Getting off the campus is itself problematic. I inquired at the TED info desk, who sent me to the Infosys travel center, who called a taxi and sent me to Gate 2, where I waited for half an hour. Not that the cab wasn't there--due to security he had to park away from the gate where we couldn't see each other. It worked out eventually, though.
So yeah, everything was working out great at this point, and I still had two hours to kill before meeting up with the TEDsters. Someone did let me know that Wednesdays were tariff-free days in the spice market, so I headed that direction to see what could be seen (or bought).
Beyond the crossings lies a stratified sidewalk scene: bikes on the curb, thousands of people passing each other on half the sidewalk, street hawkers with their wares laid out on blankets on the other half, and storefronts piled with everything you have no intention of buying.
And thus I met Sura, who looked to be about 17. He spoke rather good English, was studying aromatherapy from his uncle, wanted to move to Chicago, enjoyed McDonalds and also knew a little Japanese. Thirty seconds later, the questions started:
Sura led me about five blocks away from the palace, making a left into an alley and then a right onto a back street. I couldn't find it again if I tried, and given the way I was being regarded I'm not sure many Westerners have ever found it to begin with. This is where everything you need for daily living can be found: shoes, bike repair, household items, cricket jerseys. Kids jump rope in the street while their older siblings polish their autorickshaws. There's also a cow on every corner, often dictating the traffic pattern.
"This is the old market," Sura informed me. Indeed.
Unlike the shops outside, which mainly offered cheap rip-offs of Western clothes and clearly substandard toilet paper, the stalls here were awash in produce--shallots, potatoes, chili peppers, bananas, garlic, carrots and at least a dozen things I didn't recognize. The stone floors were clean, the people were friendly, and it smelled great.
Through the market, out the back, around another jog and Sura pointed to an outdoor bench holding a thousand or two incense sticks. "My aunt made these today."
Sure enough, across the narrow street, a door was open and a woman sat on the floor, rolling balls of paste onto bamboo sticks.
The space was cramped. Past the small room--maybe 5x5--in which the woman sat, rolling incense, stood the aromatherapist, Sura's uncle.
"Hello," he greeted me in nearly accent-free English. "Please come in." What followed was a tutorial in incense-making, from the bamboo to the charcoal and pulp base mixture, to the soaking, the drying and, finally, the application of scents. "She rolls 6,000 of these a day," he said.
The mind reels. 6,000, every day, on the floor, in a 5x5 space.
The room contained two benches, facing each other. I took one, and Mujeeb the smaller, next to a table containing about twenty vials of oils. He handed me a sheet containing descriptions of each: "Every oil has a different purpose, and is different for man and woman." I, however, got to try them all.
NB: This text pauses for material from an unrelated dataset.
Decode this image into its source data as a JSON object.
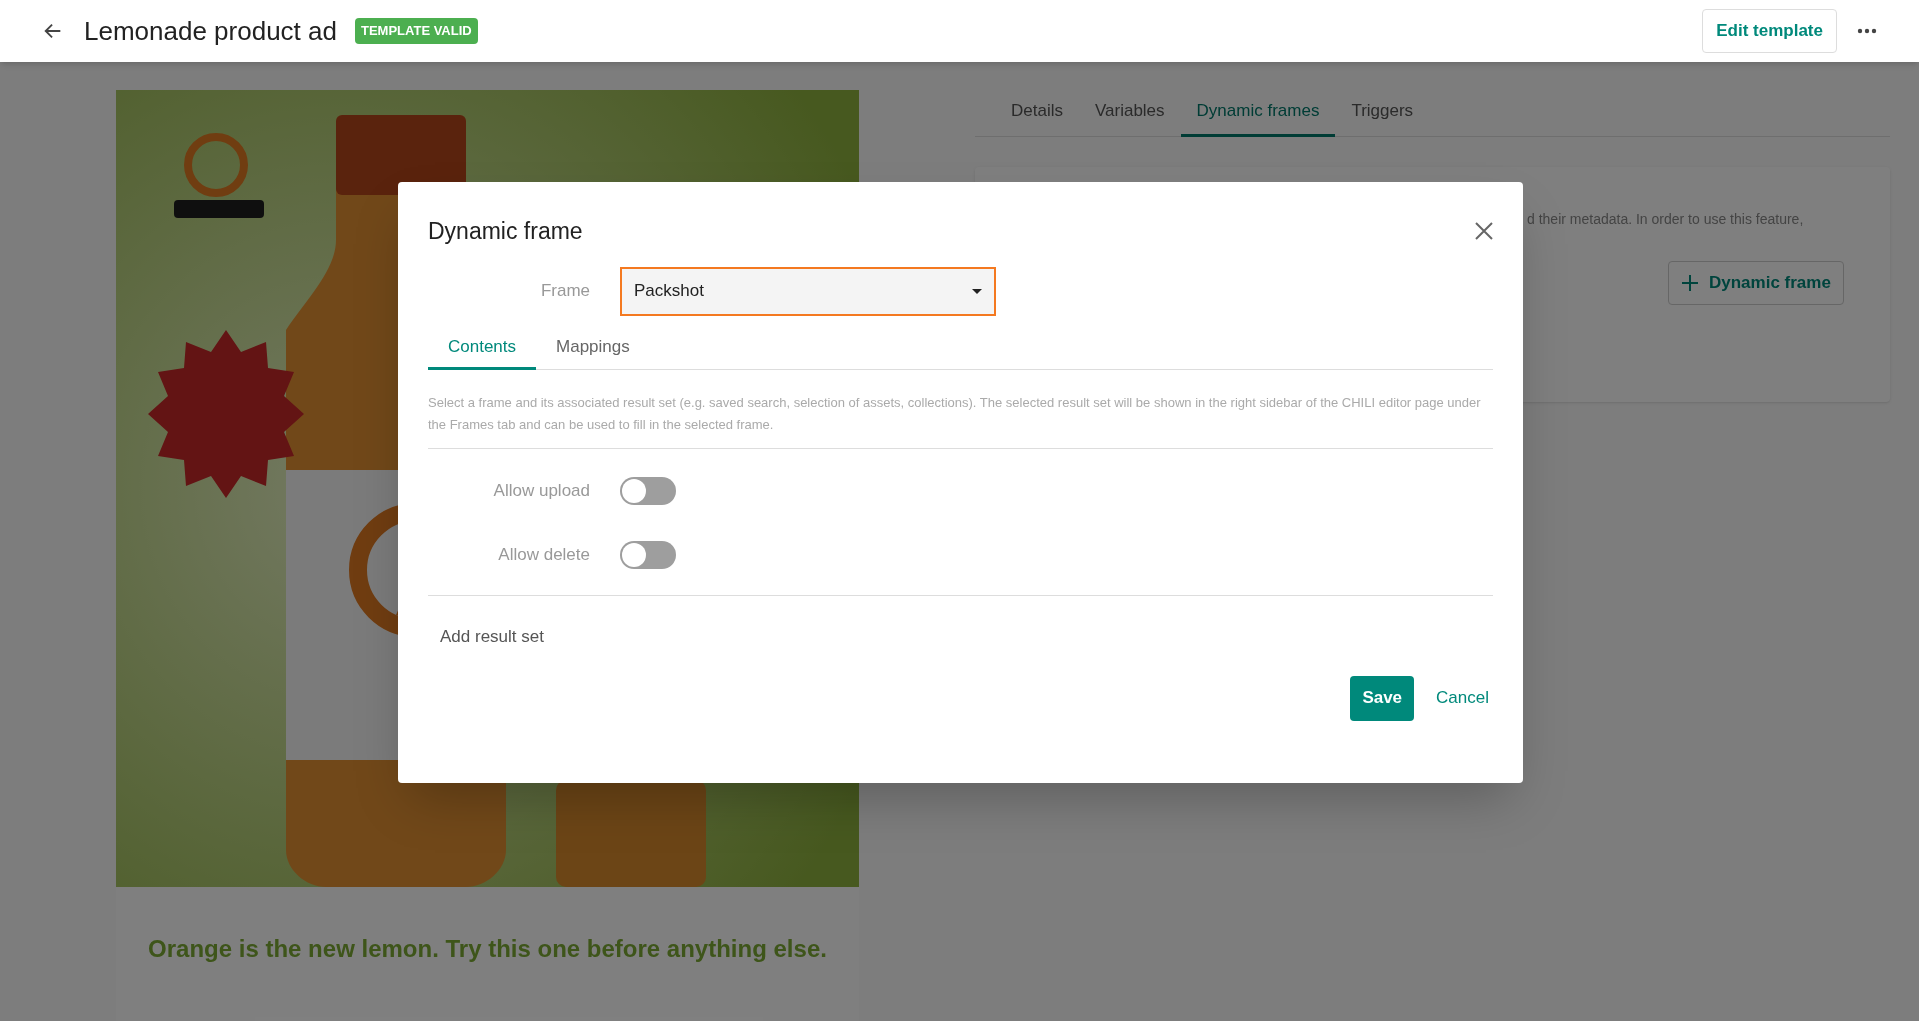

I am thus now very relaxed, very sexy, eczema-free, mosquito-repellent and ready to be given away at my marriage.
Of course, they were all for sale. He asked me to write down what I'd like to purchase, and I selected two. Mujeeb, however, was running a buy-two-get-three-at-normal-price sale, so I ended up with another one that either removes crow's feet or is good for weight loss, I can't remember which. Business transactions are also always handled over a cup of hot chai, which was delicious (and no, I'm not worried--I've been drinking coffee and tea since I've been here and boiled water is fine).